For businesses, researchers, and developers
Different goals require different routes. Here is a quick guide to staying compliant and avoiding disruption.
| Use case | Risk | Action |
|---|---|---|
| AI training or dataset building | High: terms prohibit automated mining | Seek a licence via [email protected]; design compliant pipelines |
| Media monitoring for clients | Medium to high: volume triggers blocks | Use licensed feeds or approved APIs; avoid scraping live pages |
| Academic TDM for non-commercial research | Varies: legal exceptions are narrow | Request permissions; store only permitted excerpts; respect technical controls |
| Personal reading with a VPN | Low to medium: some IPs raise flags | Switch to a residential connection if challenges repeat |
The legal and ethical layer
UK publishers rely on copyright, database rights, and website terms to control reuse. They also deploy technical measures such as rate limits and bot challenges. While some research uses benefit from narrow exceptions, commercial scraping and AI corpus building sit firmly in the restricted zone for many outlets. The practical point is simple: rights holders expect paid licences for systematic reuse, and they will enforce technical barriers when traffic patterns look automated.
This debate now shapes the AI supply chain. Model builders want broad text access. Newsrooms seek fair value for their reporting. Both sides point to public interest, but the balance often rests on contracts and permissions. Readers sit in the middle, affected by the same filters that separate humans from harvesters.
What happens behind the scenes
Modern bot detection looks at behaviour, browser makeup, network clues, and even small quirks such as how fast a device draws a canvas. It asks whether your pattern matches known automation or a typical person with a phone. These checks run in under a second, and they keep running as you move from page to page. If the score rises, you hit a challenge or a hard block.
Sometimes a real person fails that test. A shared office IP, a strict privacy plugin, or a jittery network can push the score over the line. That is why publishers include a backstop: a contact route for readers and a licencing channel for companies.
Key information highlighted
News Group Newspapers Limited states that automated access, collection, and text/data mining of its content are not permitted.
Legitimate users who are blocked are invited to contact [email protected] for assistance.
Extra help, examples, and risks to weigh
Text and data mining, often shortened to TDM, means using software to systematically collect content and extract facts or patterns. A newsroom may use TDM internally on its own archives. An AI firm may try to mine many sites to build a training corpus. Those are very different risk profiles. One is within a publisher’s control. The other often collides with its rights and business model.
Try this simple simulation to avoid a false flag: open one tab, let the page load completely, scroll to the middle, pause to read a paragraph, then continue.

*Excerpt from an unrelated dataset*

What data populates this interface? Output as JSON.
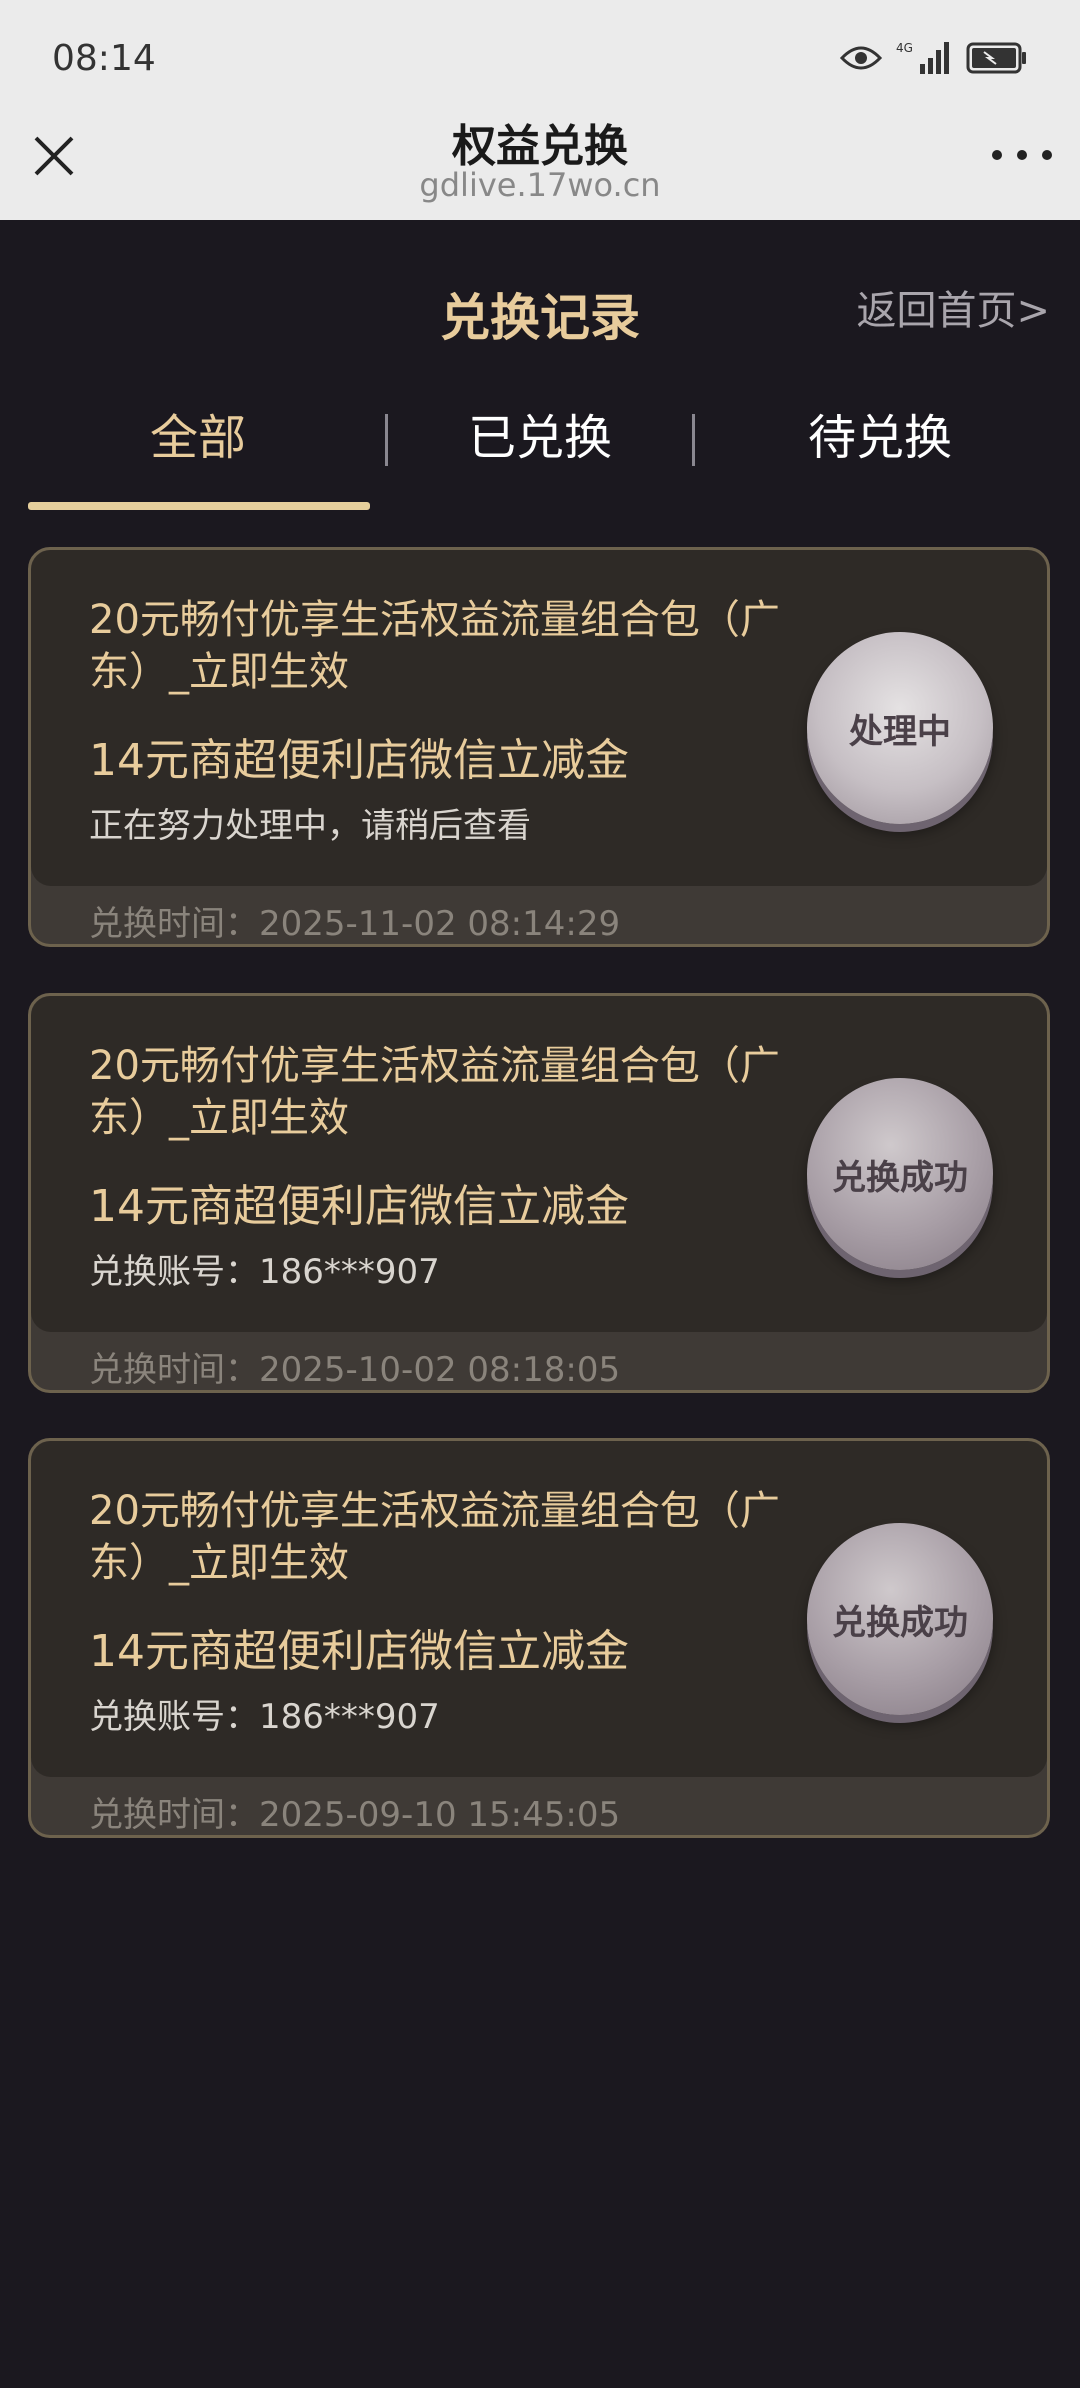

Avoid opening ten tabs at once from a social feed. If you need multiple pages, space out your clicks. This mirrors how most readers behave and lowers your chance of a challenge.

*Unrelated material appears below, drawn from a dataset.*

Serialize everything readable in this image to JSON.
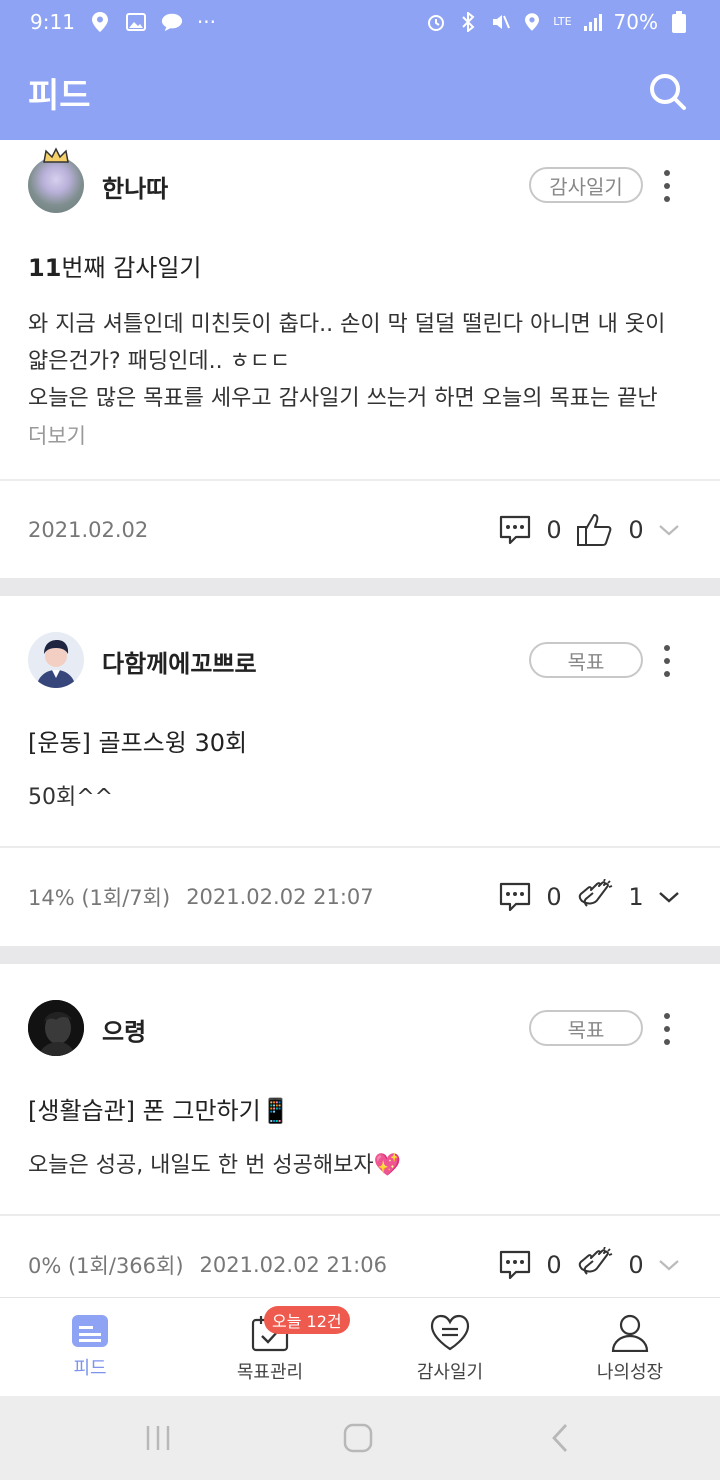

There are gains from these systems. Pages stay fast, data theft drops, and ad fraud shrinks. There are also trade-offs. Privacy tools can resemble scrapers, and shared networks can look noisy. If you run privacy extensions, tune them per site and keep a reading profile separate from heavy scraping tools used for work. That separation keeps your day-to-day browsing smooth.

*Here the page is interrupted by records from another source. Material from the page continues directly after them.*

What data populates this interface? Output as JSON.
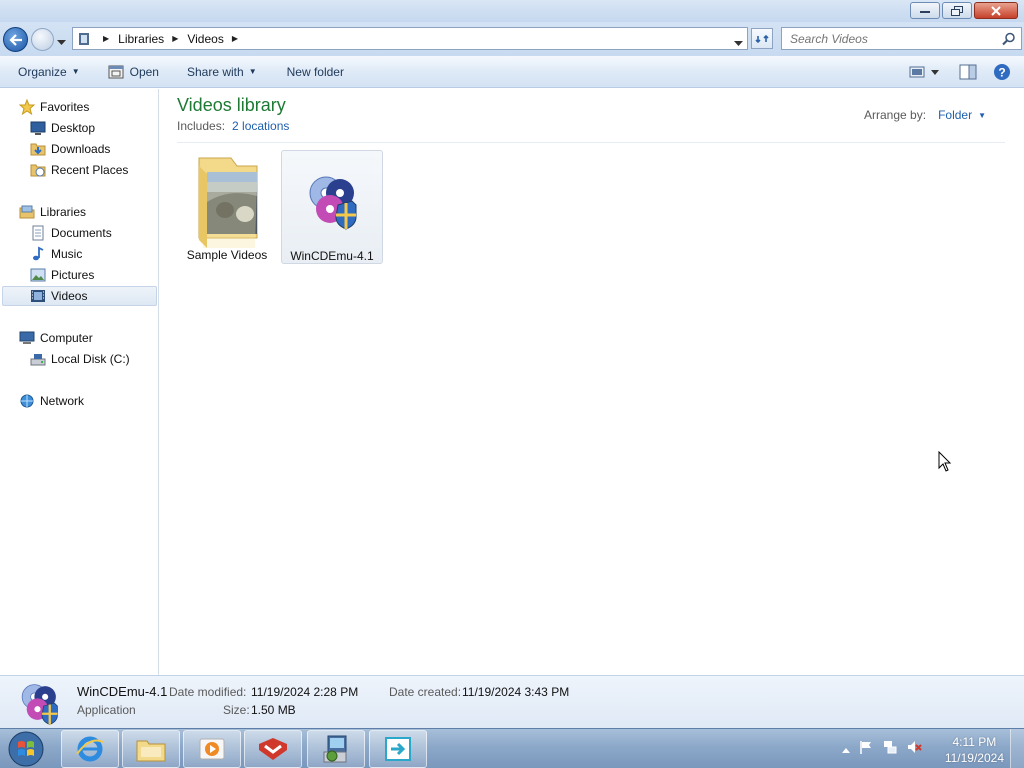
{
  "window": {
    "controls": {
      "minimize": "minimize",
      "restore": "restore",
      "close": "close"
    }
  },
  "address": {
    "breadcrumbs": [
      "Libraries",
      "Videos"
    ],
    "search_placeholder": "Search Videos"
  },
  "toolbar": {
    "organize": "Organize",
    "open": "Open",
    "share_with": "Share with",
    "new_folder": "New folder"
  },
  "nav": {
    "favorites": "Favorites",
    "desktop": "Desktop",
    "downloads": "Downloads",
    "recent_places": "Recent Places",
    "libraries": "Libraries",
    "documents": "Documents",
    "music": "Music",
    "pictures": "Pictures",
    "videos": "Videos",
    "computer": "Computer",
    "local_disk": "Local Disk (C:)",
    "network": "Network"
  },
  "library": {
    "title": "Videos library",
    "includes_label": "Includes:",
    "includes_link": "2 locations",
    "arrange_label": "Arrange by:",
    "arrange_value": "Folder"
  },
  "items": [
    {
      "name": "Sample Videos",
      "icon": "folder-with-photo-icon"
    },
    {
      "name": "WinCDEmu-4.1",
      "icon": "wincdemu-disc-shield-icon"
    }
  ],
  "details": {
    "name": "WinCDEmu-4.1",
    "type": "Application",
    "date_modified_label": "Date modified:",
    "date_modified": "11/19/2024 2:28 PM",
    "date_created_label": "Date created:",
    "date_created": "11/19/2024 3:43 PM",
    "size_label": "Size:",
    "size": "1.50 MB"
  },
  "taskbar": {
    "time": "4:11 PM",
    "date": "11/19/2024"
  },
  "colors": {
    "library_title": "#1e7a34",
    "link": "#1f5fae"
  }
}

If you are a company building a product that relies on news content, plan for compliant access from day one. Budget for licences, narrow your data needs to the minimum, and store content responsibly. For small teams, start with public headlines and metadata where allowed, and add licensed text later. Early design choices will save you from service blocks and legal dead ends.



Thanks for laying out the triggers so clearly. The distinction between casual reading and commercial access is defintely useful.
I get the need to protect content, but this reads like punishing privay. Why should a VPN or strict cookies be a red flag for readers?